Fill in the "x" entries with the number of each poodle or shih tzu with the specified color.

In [13]:
import pandas as pd

poodle_colors_df = pd.DataFrame(poodle_colors)
shihtzu_colors_df = pd.DataFrame(shihtzu_colors)

poodle_colors_df['breed'] = 'Poodle'
shihtzu_colors_df['breed'] = 'Shih Tzu'

df = poodle_colors_df.append(shihtzu_colors_df, ignore_index=True)
df.reset_index(inplace=True)

df.set_index(['index'])

Unnamed: 0_level_0,color,breed
index,Unnamed: 1_level_1,Unnamed: 2_level_1
0,black,Poodle
1,black,Poodle
2,black,Poodle
3,black,Poodle
4,black,Poodle
...,...,...
195,white,Shih Tzu
196,white,Shih Tzu
197,white,Shih Tzu
198,white,Shih Tzu


In [14]:
contingency_df = df.pivot_table(
    columns='breed',
    index='color',
    values='index',
    aggfunc='count').reset_index()

contingency_df

breed,color,Poodle,Shih Tzu
0,black,17,10
1,brown,13,36
2,gold,8,6
3,grey,52,41
4,white,10,7


In [15]:
color_table = []
for _, row in contingency_df.iterrows():
    color_table.append([row['Poodle'], row['Shih Tzu']])

color_table

[[17, 10], [13, 36], [8, 6], [52, 41], [10, 7]]
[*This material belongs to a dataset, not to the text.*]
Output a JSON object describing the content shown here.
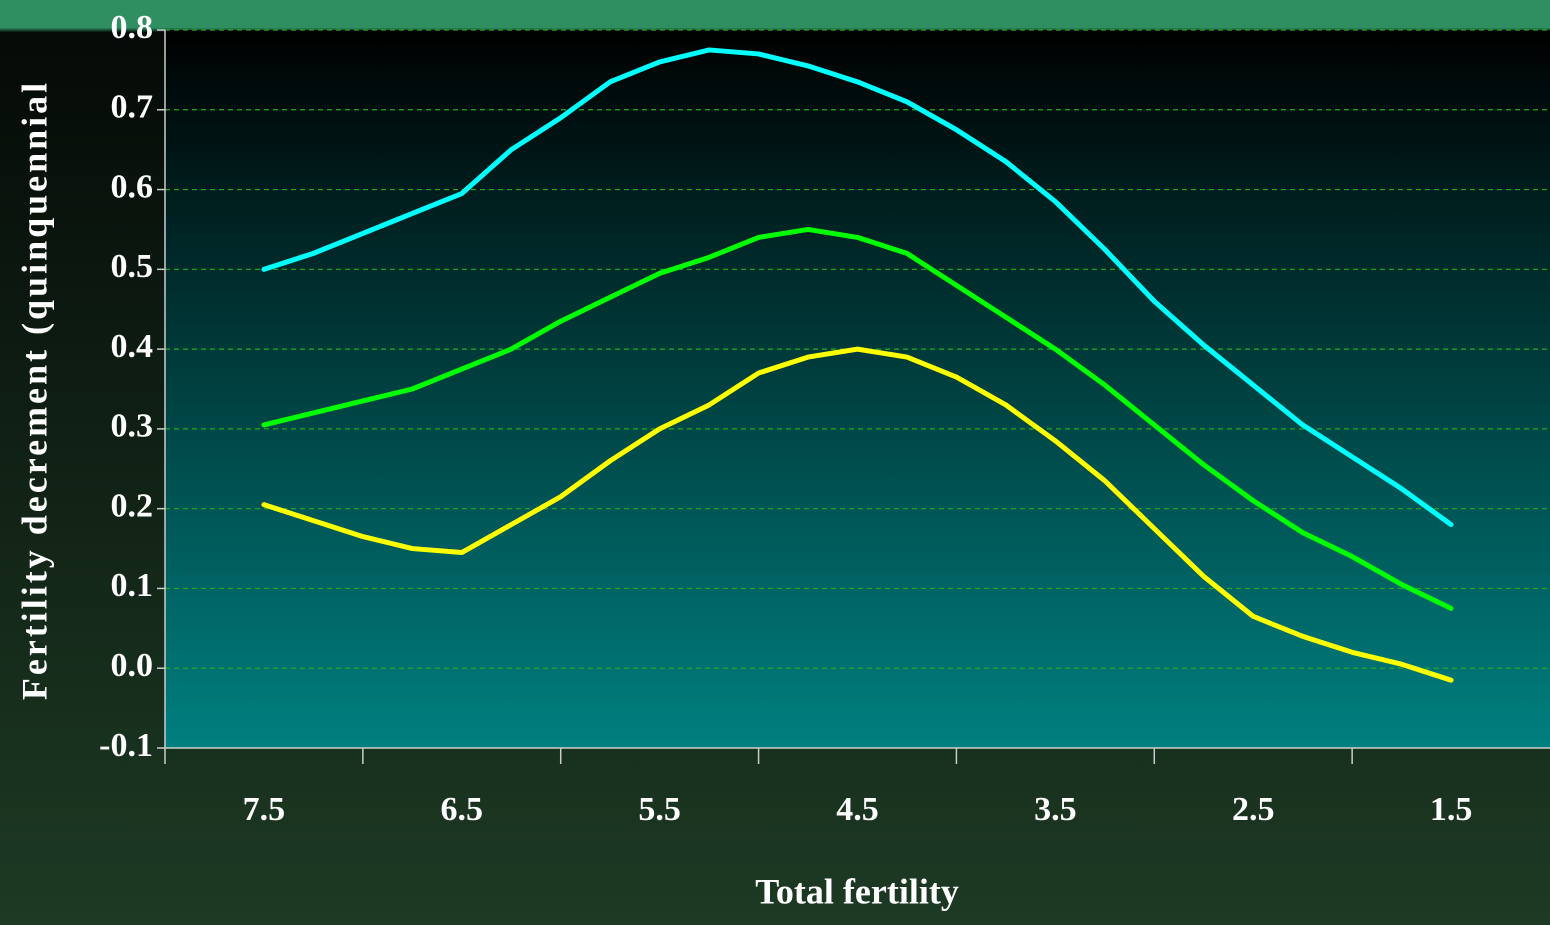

13. Feed your `color_table` into SciPy's Chi Square test, save the p-value and print it out.

    Is there a significant difference?

In [16]:
from scipy.stats import chi2_contingency

_, pval, _, _ = chi2_contingency(color_table)
pval

0.005302408293244593

**A:** Since our p-Value is much smaller than $0.05$ we can concluded that there is a significant difference between poodle colors and shih tzu colors.

## Good learner! Have a treat!

14. Great job!

    Feel free to play around with `fetchmaker` more and run some hypothesis tests of your own.

    The breeds you can explore are `"poodle"`, `"rottweiler"`, `"whippet"`, `"greyhound"`, `"terrier"`, `"chihuahua"`, `"shihtzu"`, and `"pitbull"`.